Throughout history, eras have been characterized by the types of materials, machines and technology we’ve created: The Iron Age. The Industrial Revolution. The Information Age.

In the complex world of product manufacturing, a UWindsor engineering professor believes we’ve already entered a new era.

Hoda ElMaraghy

Hoda ElMaraghy.

“This is the age of variation,” says Hoda ElMaraghy, a Canada Research Chair in Manufacturing Systems and director of the University’s Intelligent Manufacturing Systems Centre. “Change is here to stay and we have to embrace it.”

Dr. ElMaraghy is a firm believer in the need for product manufacturers to be more responsive to increasing consumer demand for greater variety and customization of their wares. The new paradigm to meet this challenge is changeable and reconfigurable manufacturing, and nowhere is it more evident than in her lab, located in the University’s new $112-million Centre for Engineering Innovation.

The IMSC is home to an iDesign Studio and iFactory  which provide students and researchers with the capability to create new products from the design through prototype, measure, inspect, and manufacture. They can study how manufacturing systems evolve as products are introduced, and most importantly, find new ways to prolong the lives of those systems to become more economically sustainable.

“There’s nothing else like this in North America – a truly reconfigurable factory in a lab,” said ElMaraghy, a panellist at the Canadian Science Writers’ Association conference, being held in Windsor this June. Delegates who attend the conference will also get to tour the IMS centre. “This is a teaching and research environment, but it’s a very real environment. It has the latest industrial equipment and it offers a unique experiential learning opportunity.”

At the back of the lab, there’s a large 70-inch multi-touch flat screen monitor, where students can interactively design and make modifications to the new products they plan to create.

“It encourages discussion at the design and innovations stage,” she said. “You can have several people working together on component and product design.”
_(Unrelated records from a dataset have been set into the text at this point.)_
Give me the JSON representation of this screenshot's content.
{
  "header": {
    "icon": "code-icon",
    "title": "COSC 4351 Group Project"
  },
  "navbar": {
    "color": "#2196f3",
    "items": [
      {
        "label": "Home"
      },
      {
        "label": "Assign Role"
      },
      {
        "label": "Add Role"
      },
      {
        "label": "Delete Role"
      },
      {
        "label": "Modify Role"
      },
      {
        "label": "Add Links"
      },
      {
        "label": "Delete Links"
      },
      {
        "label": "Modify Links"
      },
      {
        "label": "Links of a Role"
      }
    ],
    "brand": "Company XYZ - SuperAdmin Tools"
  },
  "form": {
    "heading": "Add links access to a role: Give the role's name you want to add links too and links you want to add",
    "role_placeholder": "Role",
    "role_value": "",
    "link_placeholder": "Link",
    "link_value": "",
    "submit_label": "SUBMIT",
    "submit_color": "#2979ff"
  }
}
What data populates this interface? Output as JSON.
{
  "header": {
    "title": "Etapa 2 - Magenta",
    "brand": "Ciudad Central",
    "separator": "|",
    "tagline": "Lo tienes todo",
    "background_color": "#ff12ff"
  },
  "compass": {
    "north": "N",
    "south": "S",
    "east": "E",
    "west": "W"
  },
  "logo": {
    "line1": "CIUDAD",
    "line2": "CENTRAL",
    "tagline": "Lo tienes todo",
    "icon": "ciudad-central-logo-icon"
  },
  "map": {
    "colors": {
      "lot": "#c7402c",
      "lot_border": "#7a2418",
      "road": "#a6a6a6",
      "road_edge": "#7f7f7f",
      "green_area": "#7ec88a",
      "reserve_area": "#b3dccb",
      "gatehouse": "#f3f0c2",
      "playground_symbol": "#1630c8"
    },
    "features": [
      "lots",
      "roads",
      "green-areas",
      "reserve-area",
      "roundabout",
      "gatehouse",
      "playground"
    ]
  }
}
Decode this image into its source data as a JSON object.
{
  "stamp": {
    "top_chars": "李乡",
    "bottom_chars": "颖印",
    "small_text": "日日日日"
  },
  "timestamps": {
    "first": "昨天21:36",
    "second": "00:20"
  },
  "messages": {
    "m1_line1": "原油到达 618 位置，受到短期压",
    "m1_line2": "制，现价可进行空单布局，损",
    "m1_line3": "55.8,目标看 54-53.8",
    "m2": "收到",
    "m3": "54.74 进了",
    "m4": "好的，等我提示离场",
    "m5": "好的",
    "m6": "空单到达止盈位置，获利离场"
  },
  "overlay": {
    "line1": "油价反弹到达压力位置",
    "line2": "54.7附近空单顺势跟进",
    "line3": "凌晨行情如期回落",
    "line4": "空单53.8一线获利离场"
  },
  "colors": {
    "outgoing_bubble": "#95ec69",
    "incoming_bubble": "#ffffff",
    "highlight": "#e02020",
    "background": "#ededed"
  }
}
Post design, plastic models of the products are built in a rapid prototyping room that uses a fused deposition system, before being sent off to check their specifications in the Coordinate Measurement Metrology room.
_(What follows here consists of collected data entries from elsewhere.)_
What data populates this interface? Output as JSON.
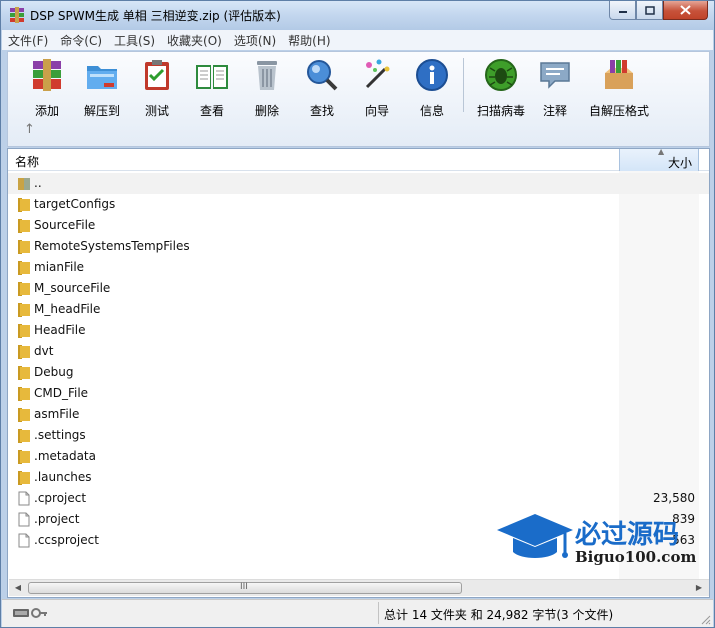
{
  "window": {
    "title": "DSP SPWM生成 单相 三相逆变.zip (评估版本)"
  },
  "menu": [
    "文件(F)",
    "命令(C)",
    "工具(S)",
    "收藏夹(O)",
    "选项(N)",
    "帮助(H)"
  ],
  "toolbar": {
    "add": "添加",
    "extract": "解压到",
    "test": "测试",
    "view": "查看",
    "delete": "删除",
    "find": "查找",
    "wizard": "向导",
    "info": "信息",
    "scan": "扫描病毒",
    "comment": "注释",
    "sfx": "自解压格式",
    "up_arrow": "↑"
  },
  "columns": {
    "name": "名称",
    "size": "大小"
  },
  "files": [
    {
      "name": "..",
      "type": "parent",
      "size": ""
    },
    {
      "name": "targetConfigs",
      "type": "folder",
      "size": ""
    },
    {
      "name": "SourceFile",
      "type": "folder",
      "size": ""
    },
    {
      "name": "RemoteSystemsTempFiles",
      "type": "folder",
      "size": ""
    },
    {
      "name": "mianFile",
      "type": "folder",
      "size": ""
    },
    {
      "name": "M_sourceFile",
      "type": "folder",
      "size": ""
    },
    {
      "name": "M_headFile",
      "type": "folder",
      "size": ""
    },
    {
      "name": "HeadFile",
      "type": "folder",
      "size": ""
    },
    {
      "name": "dvt",
      "type": "folder",
      "size": ""
    },
    {
      "name": "Debug",
      "type": "folder",
      "size": ""
    },
    {
      "name": "CMD_File",
      "type": "folder",
      "size": ""
    },
    {
      "name": "asmFile",
      "type": "folder",
      "size": ""
    },
    {
      "name": ".settings",
      "type": "folder",
      "size": ""
    },
    {
      "name": ".metadata",
      "type": "folder",
      "size": ""
    },
    {
      "name": ".launches",
      "type": "folder",
      "size": ""
    },
    {
      "name": ".cproject",
      "type": "file",
      "size": "23,580"
    },
    {
      "name": ".project",
      "type": "file",
      "size": "839"
    },
    {
      "name": ".ccsproject",
      "type": "file",
      "size": "563"
    }
  ],
  "watermark": {
    "title": "必过源码",
    "subtitle": "Biguo100.com"
  },
  "scrollbar": {
    "grip": "III"
  },
  "status": {
    "text": "总计 14 文件夹 和 24,982 字节(3 个文件)"
  },
  "colors": {
    "folder": "#e7b93c",
    "accent": "#1a6cc9",
    "titlebar": "#c2d6ee"
  }
}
From there, they go into production in the iFactory, a highly-automated, modular assembly line that can make just about anything you can imagine would fit on a 6.5 x 6.5 inch pallet. The first product the engineers made is a desk set, which holds pens, paper clips, a thermometer, a clock and other items. The line can make up to 200 variations of the set and has the capacity to produce up to 300 pieces an hour. The next product they’re considering assembling is a tensioner for automotive serpentine belts.

The system’s most important feature is its ability to respond quickly to consumer demands for different product variants and order quantities, ElMaraghy said.

“If the product changed we can reconfigure the entire assembly system in a very short time,” she said. “We can add modules or take others out if the production volumes change, and they have intelligent systems built in that automatically recognizes when the line has changed and reconfigures its controller, which addresses concerns about change-over time when ramping up for new products. So this new paradigm adds a great deal of efficiency for the manufacturer.”